It seems to me that a fundamental transformation is occurring within the Office 365 datacenters that has some consequences for those who offer alternate hosted services as well as on-premises customers. And it’s all to do with the level of integration that Microsoft is now building into their Office servers.
Looking back on the past two “waves” (or generations) of Office servers, we see a progression from almost no integration in the 2010 (wave 14) releases to a perceivable attempt to make integration more of a priority in the 2013 (wave 15) releases. Perhaps it’s following a “better together” theme, but more likely the simple realization that customers become more embedded into the Microsoft server infrastructure if they use more of the functionality incorporated into the software.
Thus, Exchange 2013 and SharePoint 2013 give us the wonders of site mailboxes and integrated eDiscovery across the repositories, with Data Loss Prevention (DLP) soon to be added to SharePoint Online. Exchange 2013 and SharePoint 2013 share the Search Foundation to make cross-platform searches feasible, a development that is a good long-term step even if it creates difficulties in that it is not possible to conduct a search across mailboxes that reside on servers running different versions of Exchange.
Which brings us to what’s happening in Wave 16, the next generation of Office servers that will gradually appear in breadcrumb format in the online services, dribbled out in a series of incremental updates over the next year before code is assembled in a form that can be delivered to on-premises customers sometime in late 2015 (my best guess).
“Oslo”, now named Delve, is one of the headline features due to appear in Office 365 by the end of 2014. Beta software has not yet been made available so any assessment of what Delve is comes from descriptions provided online or in Microsoft presentations. From these it seems like the technology called Office Graph that provides the information accessible through Delve depends on being able to retrieve information from repositories like Exchange and SharePoint and meld data together in such a way as to be able to present the most important items to users based on knowledge acquired of end-user connections and activities refined by a healthy dose of machine-learning.
What’s clear here is that the underpinnings of Delve depend on a lot of integration. And that the integration is possible in Office 365 because Microsoft owns the complete environment. Knowing that everything they depend on will be in place and connected together is a different prospect for software engineers when it comes to designing new features. It opens up a new vista of possibilities.
In the past, software engineers could not assume that any necessary component was in place, which meant that invariably complicated installation and configuration instructions had to be written to explain how to knit different products together to accomplish the intended goal. The process of configuring Exchange 2013 and SharePoint 2013 to make site mailboxes possible is an example.
Now, the Office 365 engineers know exactly what software is available down to a specific build number and can therefore construct their software with a freedom that was never previously available. It’s a world of difference that enables complexity like the Office Graph.
Being able to use features enabled through very complex software without fearing that some obscure configuration glitch will cause problems is also great for end users. It also binds people more tightly to the service and makes it harder for them to move elsewhere, which is precisely the reason why Microsoft creates the feature.
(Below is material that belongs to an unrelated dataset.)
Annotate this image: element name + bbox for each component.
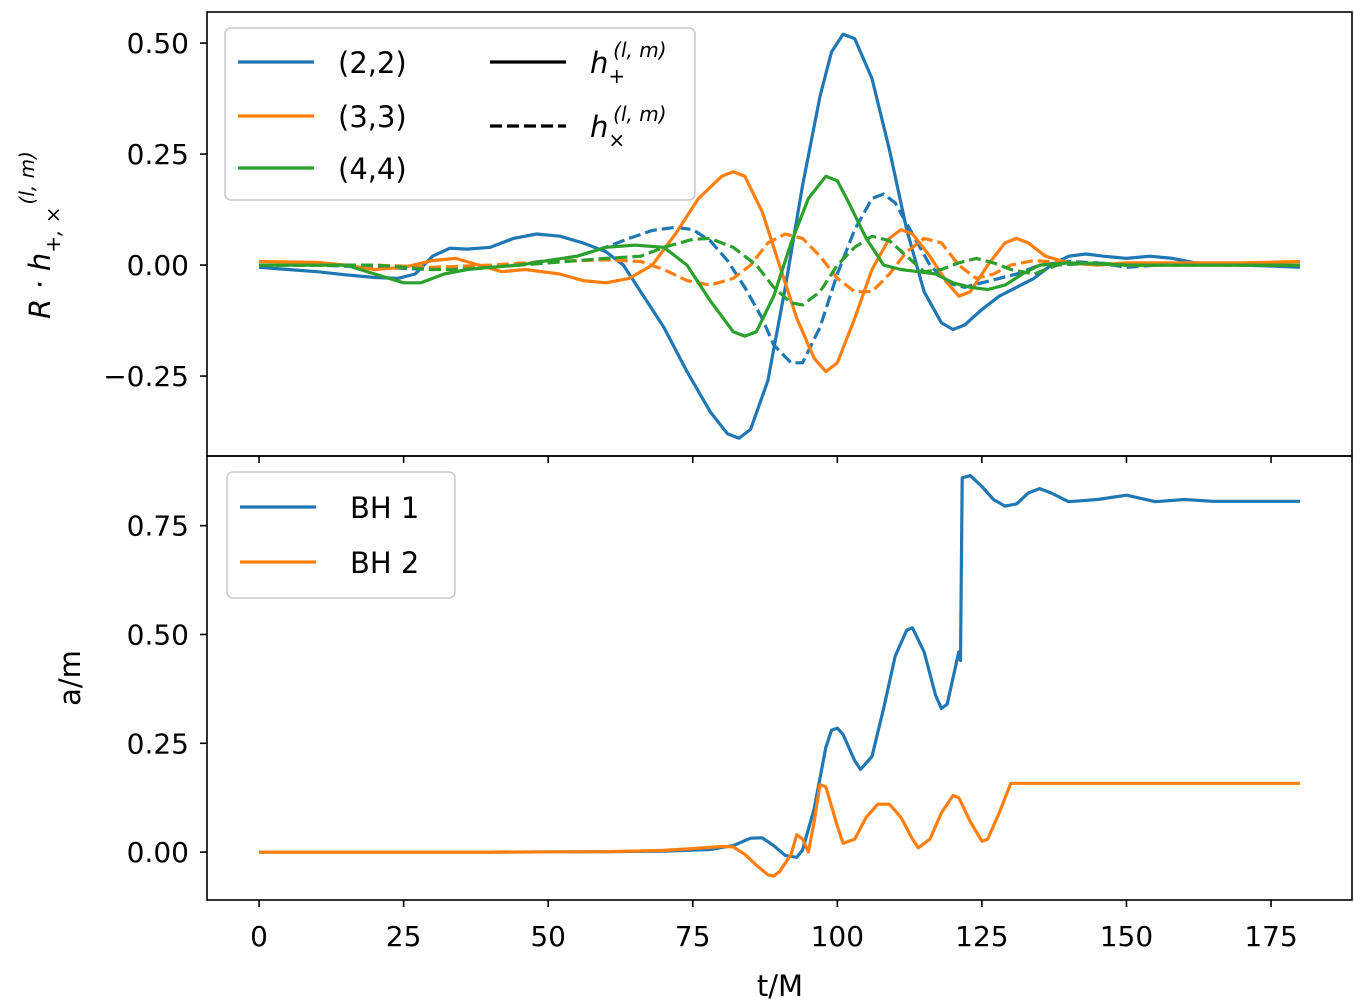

But features like Delve create all manner of questions for those who don’t use Office 365. For instance, will Microsoft make the necessary components available to third party hosting companies or will these features remain a competitive advantage for Office 365? It’s reasonable that Microsoft would have some period of exclusivity both to have an advantage and to fully sort the software, but I’m sure that the third party hosting companies will view a growing functionality gap with Office 365 with some dismay because the gap makes their offering less competitive and complete. It’s also something that the competition authorities in different jurisdictions might review.
The same functionality gap seems likely to occur for on-premises customers too. At least, Microsoft has revealed that Office Graph won’t be in the next major version of Exchange. Again, there’s a certain reasonability about the position because not every customer will want to invest in the resources necessary to deploy something like the Office Graph. It therefore follows that Microsoft would be better off dedicating engineering resources to more prosaic but widely-used features than assigning them to create the installation and configuration procedures necessary for an on-premises deployment.
We can treat Office Graph as a one-off exception and assuage the fears of hosting providers and on-premises customers will not be left behind in terms of functionality. But I think the integration possibilities that now exist within the Office 365 servers will present Microsoft with the opportunity to deliver future features that will be unique to the Microsoft cloud. It just makes sense.